Is your cash-flow drying up?
Cash-flow is the lifeblood of any company. As such, it should be your first weather-vane indication that your business has issues. No liquid assets means no room to move. If your business encounters a crisis situation and you don’t have the cash-flow to manage it, you’re already looking at dismantling other, potentially crucial parts of your business. Your tight cash-flow might be a considered decision, or it may be due to other market conditions, but low liquidity is a problem in and of itself. Figure out what’s cutting into your profit margin and cut back on your expenditure.
Are you having trouble securing finance?
One very useful sign that you should sit back and take stock often comes at a counter-intuitive time. When a business is seeking to grow, it will look to secure funding or investment. At this time, the business and the directors are at their most optimistic, ready to take on the next leg of business development. It can be puzzling then, to be constantly turned down or pushed back for finance. Lenders wouldn’t be lenders if they were just stingy. What they are, is excellent at assessing risk. If you’re having trouble securing finance, then I would advise you to have a hard look at your business – no matter how good you think your money situation is.
Are you having trouble managing your debts?

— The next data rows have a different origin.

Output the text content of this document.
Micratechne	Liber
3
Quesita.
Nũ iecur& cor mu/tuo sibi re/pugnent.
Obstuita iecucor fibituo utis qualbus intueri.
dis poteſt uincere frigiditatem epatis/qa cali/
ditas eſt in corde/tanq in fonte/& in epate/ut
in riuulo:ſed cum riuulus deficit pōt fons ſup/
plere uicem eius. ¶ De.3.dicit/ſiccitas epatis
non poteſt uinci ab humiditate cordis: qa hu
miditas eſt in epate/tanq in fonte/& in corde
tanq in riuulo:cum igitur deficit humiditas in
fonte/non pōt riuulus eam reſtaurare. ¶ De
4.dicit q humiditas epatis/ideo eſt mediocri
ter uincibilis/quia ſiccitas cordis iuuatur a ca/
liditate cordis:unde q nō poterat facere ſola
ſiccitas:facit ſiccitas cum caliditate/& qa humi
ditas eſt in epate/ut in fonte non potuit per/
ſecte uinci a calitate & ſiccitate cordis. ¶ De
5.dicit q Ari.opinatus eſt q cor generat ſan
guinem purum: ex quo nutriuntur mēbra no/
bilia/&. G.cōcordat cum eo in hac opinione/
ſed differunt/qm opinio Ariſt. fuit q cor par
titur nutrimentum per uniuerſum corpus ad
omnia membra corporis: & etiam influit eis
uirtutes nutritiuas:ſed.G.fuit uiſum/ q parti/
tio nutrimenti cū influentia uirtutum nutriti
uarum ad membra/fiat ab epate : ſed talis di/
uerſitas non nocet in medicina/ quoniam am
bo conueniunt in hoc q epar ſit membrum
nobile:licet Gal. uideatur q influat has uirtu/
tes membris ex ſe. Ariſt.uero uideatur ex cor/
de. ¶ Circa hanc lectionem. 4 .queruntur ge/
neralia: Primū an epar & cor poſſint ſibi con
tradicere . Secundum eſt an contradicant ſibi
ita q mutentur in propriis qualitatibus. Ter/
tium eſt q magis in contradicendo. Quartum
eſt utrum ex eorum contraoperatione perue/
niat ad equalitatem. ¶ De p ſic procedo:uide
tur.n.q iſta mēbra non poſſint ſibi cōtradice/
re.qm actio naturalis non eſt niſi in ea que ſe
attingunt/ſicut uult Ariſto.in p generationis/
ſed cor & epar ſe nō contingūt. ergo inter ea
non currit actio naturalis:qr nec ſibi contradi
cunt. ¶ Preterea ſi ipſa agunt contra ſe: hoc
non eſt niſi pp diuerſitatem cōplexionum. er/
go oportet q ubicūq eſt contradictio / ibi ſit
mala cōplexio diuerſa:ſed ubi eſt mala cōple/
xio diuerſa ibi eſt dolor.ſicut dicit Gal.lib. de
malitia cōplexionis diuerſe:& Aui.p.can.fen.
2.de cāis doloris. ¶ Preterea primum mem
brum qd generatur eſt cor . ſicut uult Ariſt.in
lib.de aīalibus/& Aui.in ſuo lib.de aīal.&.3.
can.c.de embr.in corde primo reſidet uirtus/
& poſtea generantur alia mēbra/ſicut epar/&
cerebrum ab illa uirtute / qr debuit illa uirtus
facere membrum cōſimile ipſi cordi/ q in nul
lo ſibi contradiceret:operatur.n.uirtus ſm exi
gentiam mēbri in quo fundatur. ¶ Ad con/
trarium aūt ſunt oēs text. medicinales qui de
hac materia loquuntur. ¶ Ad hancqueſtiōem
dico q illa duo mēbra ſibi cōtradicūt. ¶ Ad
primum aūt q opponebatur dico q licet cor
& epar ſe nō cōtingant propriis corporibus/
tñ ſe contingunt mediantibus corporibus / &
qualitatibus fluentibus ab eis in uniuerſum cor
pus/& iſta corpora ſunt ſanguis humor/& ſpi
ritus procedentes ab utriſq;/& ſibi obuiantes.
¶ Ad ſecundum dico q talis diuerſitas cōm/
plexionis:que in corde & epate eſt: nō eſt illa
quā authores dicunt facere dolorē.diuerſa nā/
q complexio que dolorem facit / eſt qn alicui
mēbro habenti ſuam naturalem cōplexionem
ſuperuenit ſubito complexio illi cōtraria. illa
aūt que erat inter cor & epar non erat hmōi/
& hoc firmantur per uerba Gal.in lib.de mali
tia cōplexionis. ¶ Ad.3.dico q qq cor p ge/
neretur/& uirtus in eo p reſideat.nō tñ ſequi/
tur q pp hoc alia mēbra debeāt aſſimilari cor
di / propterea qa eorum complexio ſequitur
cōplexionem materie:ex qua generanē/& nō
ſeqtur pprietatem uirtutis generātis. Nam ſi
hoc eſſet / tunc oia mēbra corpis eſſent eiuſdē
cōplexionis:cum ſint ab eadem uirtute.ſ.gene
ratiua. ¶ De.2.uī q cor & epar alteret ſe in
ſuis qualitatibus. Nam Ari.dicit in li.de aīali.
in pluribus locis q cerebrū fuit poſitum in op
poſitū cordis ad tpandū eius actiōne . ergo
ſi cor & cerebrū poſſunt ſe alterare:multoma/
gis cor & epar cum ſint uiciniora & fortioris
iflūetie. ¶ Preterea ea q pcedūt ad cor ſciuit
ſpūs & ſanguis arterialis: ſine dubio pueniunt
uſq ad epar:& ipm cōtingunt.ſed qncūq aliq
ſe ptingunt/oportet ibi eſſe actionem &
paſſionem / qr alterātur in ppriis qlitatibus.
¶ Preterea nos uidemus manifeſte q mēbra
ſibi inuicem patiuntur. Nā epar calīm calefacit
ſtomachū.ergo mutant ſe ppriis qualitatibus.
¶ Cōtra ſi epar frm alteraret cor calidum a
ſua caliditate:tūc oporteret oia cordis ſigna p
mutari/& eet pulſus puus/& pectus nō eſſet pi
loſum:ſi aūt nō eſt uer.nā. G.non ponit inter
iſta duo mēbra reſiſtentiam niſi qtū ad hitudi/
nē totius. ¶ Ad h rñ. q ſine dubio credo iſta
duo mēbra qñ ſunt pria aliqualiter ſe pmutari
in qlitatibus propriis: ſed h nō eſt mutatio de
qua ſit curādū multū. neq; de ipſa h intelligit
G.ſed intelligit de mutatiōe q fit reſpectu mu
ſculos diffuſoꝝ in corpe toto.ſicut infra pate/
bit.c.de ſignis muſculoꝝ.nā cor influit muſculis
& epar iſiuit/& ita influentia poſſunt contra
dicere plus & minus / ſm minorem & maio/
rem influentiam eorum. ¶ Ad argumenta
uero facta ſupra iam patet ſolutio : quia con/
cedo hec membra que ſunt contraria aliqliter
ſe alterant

Perhaps you’re in a stabilisation phase, and are merely trying to manage your business after a period of growth or change. You start to notice that meeting your current repayment schedules is more difficult than usual. This is a bad sign. It doesn’t matter if you’re expecting things to perk up or not, if you notice that you’re starting to run afoul of your creditors, you have a serious problem. Whether it’s due to some cash-flow issue, or poor planning on your behalf, falling behind on your debts is the quickest path to insolvency. In this circumstance, there are a few options. Either cut back on your expenditure so you can meet your repayments, or if that’s a problem you should get in touch with your creditors at the earliest possible moment. Seek some professional guidance about how to approach the conversation and discuss your options given your circumstances. I assure you that creditors will prefer a more manageable repayment schedule than you panicking your way into some unresolvable situation.
Are you losing clients?
Customers are often quite savvy. People don’t like to be messed around. If you can’t retain customers or secure the kind of word-of-mouth referrals that support both ongoing and single-sale business models, then it may be a sign that something more serious is going wrong with your business. Are your workers being treated more harshly because times are tight? This might come out in your customer service. Are you having to cut back on your sales and marketing? The issue here is that low customer retention/referral is going to hurt you more in the long run. You might need to consider cutting back elsewhere to better manage your client base. Or you might just need to consider treating your clients better. Don’t let tough times affect the people you rely on.
Do you hate coming to work?
We’re not being glib here. Running a business is hard work. It takes a lot of strength some days to pick up the briefcase and walk through the door. But these kinds of moods can devastate a business. A lack of enthusiasm can lead to poor decisions and mismanagement. If you’re struggling to find the value in your business it’s time to consider taking a break, or maybe even moving on. Much better to hand the reins over to someone else, temporarily or otherwise, than running the company you worked so hard for into the ground.